The importance of proper data collection and preprocessing for training effective models.
The power of transfer learning, allowing us to leverage pre-trained models like MobileNet V2 for efficient training with limited data.
The trade-offs between model accuracy and inference speed, especially crucial for edge devices.
The implementation of real-time classification using a web-based interface, demonstrating practical applications.

The ability to run these models on edge devices like the Raspi opens up numerous possibilities for IoT applications, autonomous systems, and real-time monitoring solutions. It allows for reduced latency, improved privacy, and operation in environments with limited connectivity.
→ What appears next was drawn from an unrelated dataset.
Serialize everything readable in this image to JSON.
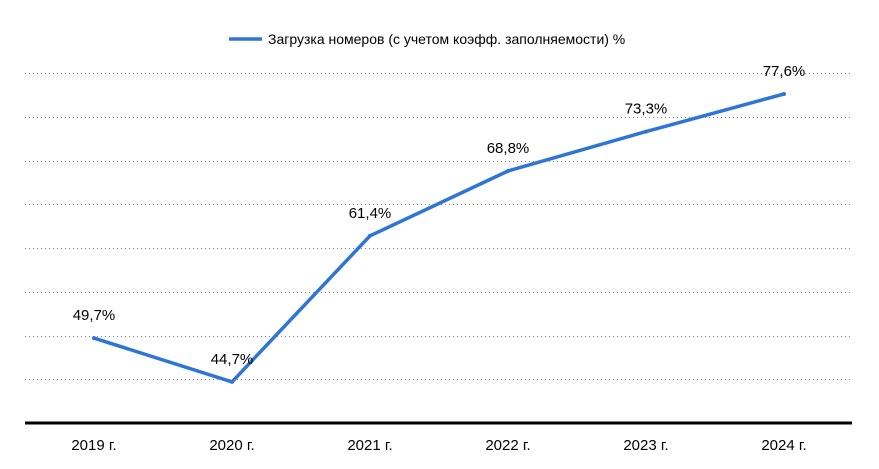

As we’ve seen, even with the computational constraints of edge devices, it’s possible to achieve impressive results in terms of both accuracy and speed. The flexibility to adjust model parameters, such as input size and alpha values, allows for fine-tuning to meet specific project requirements.

Looking forward, the field of edge AI and image classification continues to evolve rapidly. Advances in model compression techniques, hardware acceleration, and more efficient neural network architectures promise to further expand the capabilities of edge devices in computer vision tasks.

This project serves as a foundation for more complex computer vision applications and encourages further exploration into the exciting world of edge AI and IoT. Whether it’s for industrial automation, smart home applications, or environmental monitoring, the skills and concepts covered here provide a solid starting point for a wide range of innovative projects.